There are n cities numbered from 0 to n - 1. Initially, there is a unidirectional road from city i to city i + 1 for all 0 <= i < n - 1.
queries[i] = [ui, vi] represents the addition of a new unidirectional road from city ui to city vi. After each query, you need to find the length of the shortest path from city 0 to city n - 1.
Return an array answer where for each i in the range [0, queries.length - 1], answer[i] is the length of the shortest path from city 0 to city n - 1 after processing the first i + 1 queries.
Example 1:
Input:n = 5, queries = [[2,4],[0,2],[0,4]]
Output:[3,2,1]
Explanation:
After the addition of the road from 2 to 4, the length of the shortest path from 0 to 4 is 3.

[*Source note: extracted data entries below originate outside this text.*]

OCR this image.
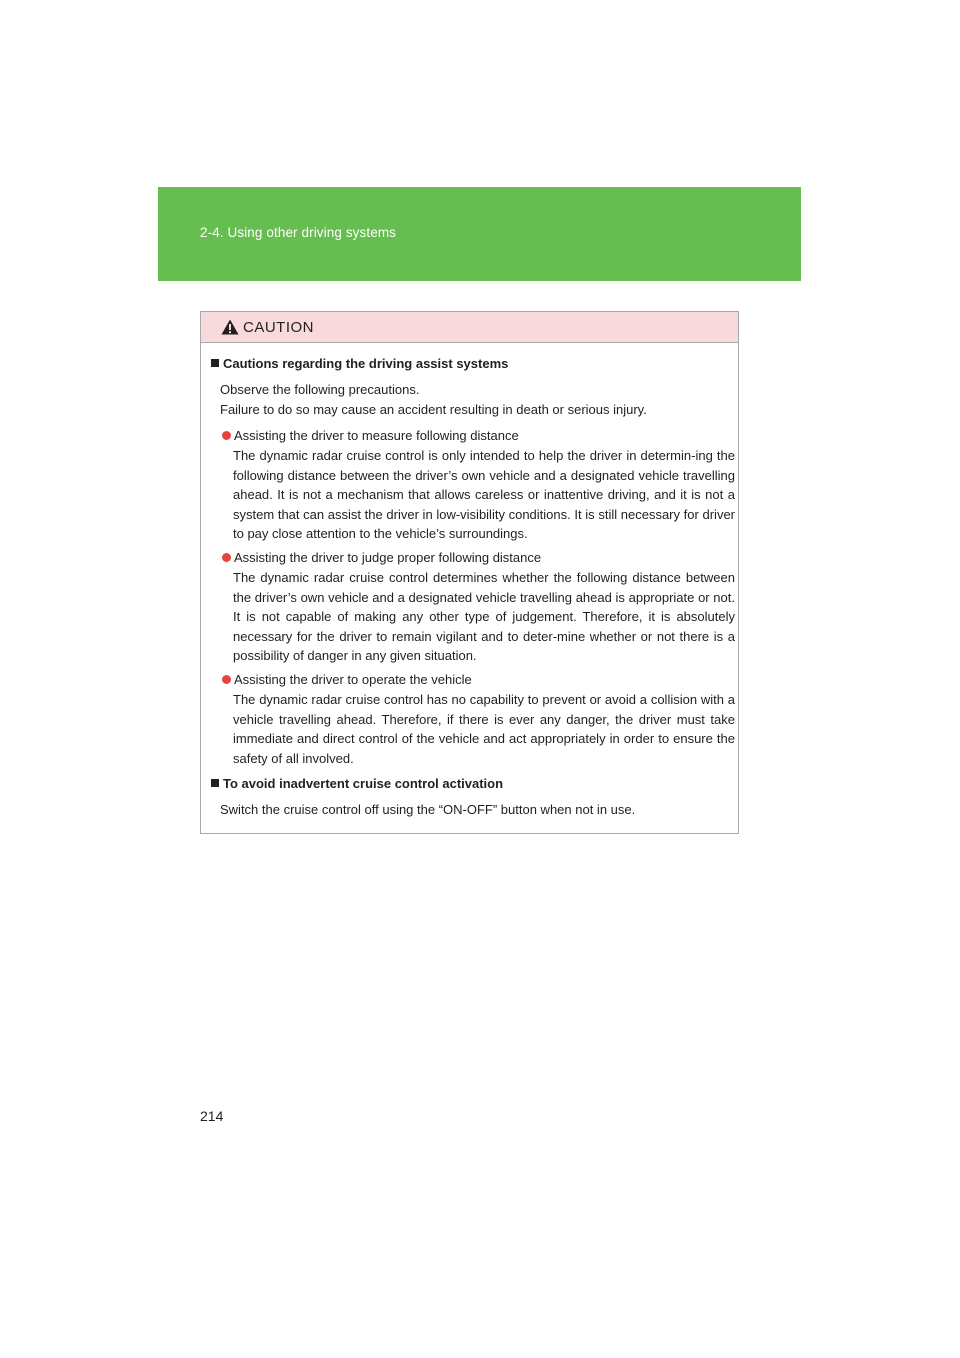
2-4. Using other driving systems
CAUTION
Cautions regarding the driving assist systems
Observe the following precautions.
Failure to do so may cause an accident resulting in death or serious injury.
Assisting the driver to measure following distance
The dynamic radar cruise control is only intended to help the driver in determin-ing the following distance between the driver’s own vehicle and a designated vehicle travelling ahead. It is not a mechanism that allows careless or inattentive driving, and it is not a system that can assist the driver in low-visibility conditions. It is still necessary for driver to pay close attention to the vehicle’s surroundings.
Assisting the driver to judge proper following distance
The dynamic radar cruise control determines whether the following distance between the driver’s own vehicle and a designated vehicle travelling ahead is appropriate or not. It is not capable of making any other type of judgement. Therefore, it is absolutely necessary for the driver to remain vigilant and to deter-mine whether or not there is a possibility of danger in any given situation.
Assisting the driver to operate the vehicle
The dynamic radar cruise control has no capability to prevent or avoid a collision with a vehicle travelling ahead. Therefore, if there is ever any danger, the driver must take immediate and direct control of the vehicle and act appropriately in order to ensure the safety of all involved.
To avoid inadvertent cruise control activation
Switch the cruise control off using the “ON-OFF” button when not in use.
214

After the addition of the road from 0 to 2, the length of the shortest path from 0 to 4 is 2.
After the addition of the road from 0 to 4, the length of the shortest path from 0 to 4 is 1.
Example 2:
Input:n = 4, queries = [[0,3],[0,2]]
Output:[1,1]
Explanation:
After the addition of the road from 0 to 3, the length of the shortest path from 0 to 3 is 1.
After the addition of the road from 0 to 2, the length of the shortest path remains 1.
Constraints:
3 <= n <= 500
1 <= queries.length <= 500
queries[i].length == 2
0 <= queries[i][0] < queries[i][1] < n
1 < queries[i][1] - queries[i][0]
There are no repeated roads among the queries.
Solutions
Solution 1: BFS
First, we establish a directed graph $\textit{g}$, where $\textit{g}[i]$ represents the list of cities that can be reached from city $i$. Initially, each city $i$ has a one-way road leading to city $i + 1$.
Then, for each query $[u, v]$, we add $u$ to the departure city list of $v$, and then use BFS to find the shortest path length from city $0$ to city $n - 1$, adding the result to the answer array.
Finally, we return the answer array.
Time complexity is $O(q \times (n + q))$, and space complexity is $O(n + q)$. Here, $n$ and $q$ are the number of cities and the number of queries, respectively.